Des leaders maçons à Cuba sont confrontés à des poursuites judiciaires pour prétendu "trafic de devises", qu'ils dénoncent comme une nouvelle tentative du régime de contrôler et de discréditer l'institution.

Gran Logia de Cuba (Image de référence)Photo © CiberCuba

Les autorités accusent deux hauts représentants de la franc-maçonnerie à Cuba de trafic présumé de devises, dans un nouvel épisode de criminalisation des structures indépendantes.

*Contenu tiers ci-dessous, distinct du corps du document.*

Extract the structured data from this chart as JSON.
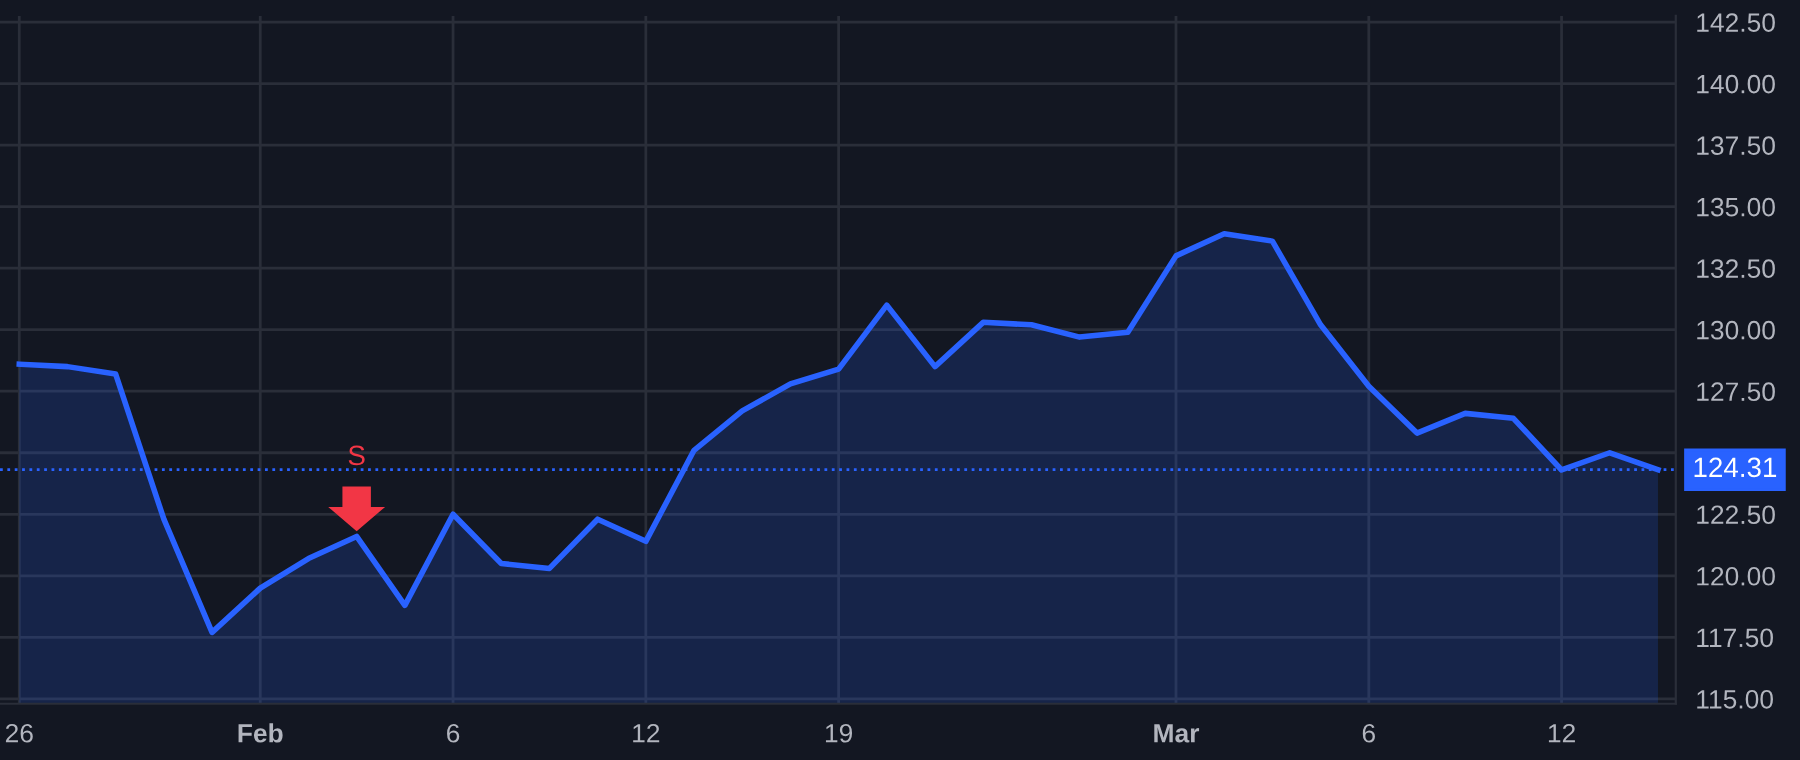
{
  "chart_data": {
    "type": "area",
    "categories": [
      "26",
      null,
      null,
      null,
      null,
      "Feb",
      null,
      null,
      null,
      "6",
      null,
      null,
      null,
      "12",
      null,
      null,
      null,
      "19",
      null,
      null,
      null,
      null,
      null,
      null,
      "Mar",
      null,
      null,
      null,
      "6",
      null,
      null,
      null,
      "12",
      null,
      null
    ],
    "series": [
      {
        "color": "#2962ff",
        "values": [
          128.6,
          128.5,
          128.2,
          122.3,
          117.7,
          119.5,
          120.7,
          121.6,
          118.8,
          122.5,
          120.5,
          120.3,
          122.3,
          121.4,
          125.1,
          126.7,
          127.8,
          128.4,
          131.0,
          128.5,
          130.3,
          130.2,
          129.7,
          129.9,
          133.0,
          133.9,
          133.6,
          130.2,
          127.7,
          125.8,
          126.6,
          126.4,
          124.3,
          125.0,
          124.31
        ]
      },
      {
        "type": "scatter",
        "name": "S",
        "color": "#f23645",
        "marker": "triangle",
        "values": [
          null,
          null,
          null,
          null,
          null,
          null,
          null,
          122.8,
          null,
          null,
          null,
          null,
          null,
          null,
          null,
          null,
          null,
          null,
          null,
          null,
          null,
          null,
          null,
          null,
          null,
          null,
          null,
          null,
          null,
          null,
          null,
          null,
          null,
          null,
          null
        ]
      }
    ],
    "ylim": [
      114.8,
      142.75
    ],
    "yticks": [
      {
        "value": 115,
        "label": "115.00"
      },
      {
        "value": 117.5,
        "label": "117.50"
      },
      {
        "value": 120,
        "label": "120.00"
      },
      {
        "value": 122.5,
        "label": "122.50"
      },
      {
        "value": 125,
        "label": null
      },
      {
        "value": 127.5,
        "label": "127.50"
      },
      {
        "value": 130,
        "label": "130.00"
      },
      {
        "value": 132.5,
        "label": "132.50"
      },
      {
        "value": 135,
        "label": "135.00"
      },
      {
        "value": 137.5,
        "label": "137.50"
      },
      {
        "value": 140,
        "label": "140.00"
      },
      {
        "value": 142.5,
        "label": "142.50"
      }
    ],
    "ref_lines": [
      {
        "axis": "y",
        "value": 124.31,
        "label": "124.31",
        "color": "#2962ff",
        "line_style": "dotted"
      }
    ],
    "grid": true
  }
}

La dénonciation a été faite par le Souverain Grand Commandeur José Ramón Viñas Alonso, qui a révélé ce mardi sur son profil Facebook qu'il a été convoqué par la Sécurité de l'État et inculpé du délit de trafic de devises, après avoir été interrogé sur les voyages à l'étranger effectués par des membres de l'organisation et sur l'origine des fonds.

Captura Facebook / José Ramón Viñas Alonso

Viñas a expliqué que le véritable motif semble être lié à un accord unanime du Patrimoine maçonnique, qui a effectué deux transferts de 100 dollars cette année entre frères, afin de faire face à des dépenses urgentes en monnaie nationale liées à l'asile qu'ils gèrent.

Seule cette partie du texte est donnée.